Ubunye resolves Jinja2 expressions in your config.yaml before Pydantic validation. This lets you inject environment variables, CLI arguments, dates, and computed values without changing the schema.


How it works

  1. ConfigLoader.load(path, variables) reads the raw YAML.
  2. The resolver renders every string value through Jinja2.
  3. The rendered YAML is parsed and validated by Pydantic.

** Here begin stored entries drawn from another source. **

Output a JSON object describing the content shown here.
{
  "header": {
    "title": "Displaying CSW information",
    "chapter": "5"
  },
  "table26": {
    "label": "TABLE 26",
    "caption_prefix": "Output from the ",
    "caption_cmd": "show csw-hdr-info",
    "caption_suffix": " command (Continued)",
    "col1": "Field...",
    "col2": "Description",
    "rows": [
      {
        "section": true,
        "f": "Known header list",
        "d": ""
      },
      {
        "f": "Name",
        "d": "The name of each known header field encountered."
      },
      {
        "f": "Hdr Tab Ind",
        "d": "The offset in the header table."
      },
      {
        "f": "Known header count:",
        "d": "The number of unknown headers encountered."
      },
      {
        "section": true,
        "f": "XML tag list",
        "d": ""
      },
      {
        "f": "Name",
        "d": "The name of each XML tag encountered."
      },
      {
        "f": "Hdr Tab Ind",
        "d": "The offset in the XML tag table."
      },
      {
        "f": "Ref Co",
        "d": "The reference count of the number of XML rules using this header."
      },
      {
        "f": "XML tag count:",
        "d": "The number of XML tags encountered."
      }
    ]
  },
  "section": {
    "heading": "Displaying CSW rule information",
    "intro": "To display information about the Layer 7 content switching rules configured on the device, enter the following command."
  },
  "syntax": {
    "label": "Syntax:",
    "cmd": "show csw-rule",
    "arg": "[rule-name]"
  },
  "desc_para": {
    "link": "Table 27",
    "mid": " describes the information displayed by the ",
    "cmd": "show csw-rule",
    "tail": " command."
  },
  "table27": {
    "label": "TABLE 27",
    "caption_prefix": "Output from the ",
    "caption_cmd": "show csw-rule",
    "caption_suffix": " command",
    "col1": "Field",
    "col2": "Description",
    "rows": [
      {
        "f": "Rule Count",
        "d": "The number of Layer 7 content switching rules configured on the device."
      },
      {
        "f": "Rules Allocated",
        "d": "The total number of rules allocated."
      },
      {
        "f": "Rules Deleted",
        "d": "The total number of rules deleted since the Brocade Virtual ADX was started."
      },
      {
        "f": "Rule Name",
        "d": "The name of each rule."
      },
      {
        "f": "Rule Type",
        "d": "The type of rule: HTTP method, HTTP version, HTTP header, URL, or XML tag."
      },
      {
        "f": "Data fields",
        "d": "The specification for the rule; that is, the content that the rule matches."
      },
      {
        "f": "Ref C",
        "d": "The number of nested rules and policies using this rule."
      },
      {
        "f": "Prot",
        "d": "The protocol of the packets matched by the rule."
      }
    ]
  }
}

Jinja expressions can appear in any string value — paths, table names, SQL, header values, tokens, etc.


Environment variables

CONFIG:
  inputs:
    source:
      format: jdbc
      url: "{{ env.JDBC_URL }}"
      user: "{{ env.DB_USER }}"
      password: "{{ env.DB_PASS }}"

env is a dict-like object populated from os.environ at load time.


CLI-injected variables

Pass arbitrary key-value pairs with --var (repeatable):

ubunye run -d pipelines -u fraud -p etl -t claims \
    --var dt=2024-06-01 \
    --var env_name=prod

Reference them directly:

CONFIG:
  inputs:
    events:
      format: hive
      tbl_name: "events_{{ dt | replace('-', '_') }}"

Default filter

Use | default(value) to provide a fallback when a variable is not set:

db_name: "{{ env.HIVE_DB | default('raw') }}"
tbl_name: "events_{{ dt | default('2024-01-01') | replace('-', '_') }}"

String filters

Any Jinja2 filter works:

path: "s3://{{ env.BUCKET | lower }}/{{ use_case | upper }}/{{ dt | replace('-', '/') }}/"

Common filters:

Filter Description
default(val) Fallback if variable is undefined
upper Convert to UPPERCASE
lower Convert to lowercase
replace(a, b) Replace substring a with b
trim Strip leading/trailing whitespace
int, float Type coercion

Conditional expressions

mode: "{{ 'overwrite' if env.RESET | default('false') == 'true' else 'append' }}"

Multi-line SQL

sql: >-
  SELECT id, amount, event_date
  FROM raw.claims
  WHERE event_date = '{{ dt | default('2024-01-01') }}'
    AND status = '{{ env.CLAIM_STATUS | default('OPEN') }}'

Best practices

Never commit secrets

Use {{ env.SECRET }} to reference secrets from the environment. Never hardcode passwords, tokens, or keys in config.yaml.

Validate after templating

ubunye validate renders the template and validates the result. Run it in CI to catch missing variables early:

ubunye validate -d pipelines -u fraud -p etl -t claims \
    --var dt=$(date +%F)

Values must still be valid YAML after rendering

Jinja renders to a string, which is then parsed as YAML. Make sure numeric values that must stay numeric are quoted or cast appropriately.


Full example

MODEL: etl
VERSION: "1.0.0"

ENGINE:
  spark_conf:
    spark.sql.warehouse.dir: "{{ env.HIVE_WAREHOUSE | default('/user/hive/warehouse') }}"

CONFIG:
  inputs:
    raw_events:
      format: hive
      db_name: "{{ env.RAW_DB | default('raw') }}"
      tbl_name: "events_{{ dt | default('2024-01-01') | replace('-', '_') }}"

  transform:
    type: task

  outputs:
    clean_events:
      format: delta
      path: "s3://{{ env.BUCKET }}/clean/events/dt={{ dt | default('2024-01-01') }}/"
      mode: "{{ 'overwrite' if full_refresh | default('false') == 'true' else 'append' }}"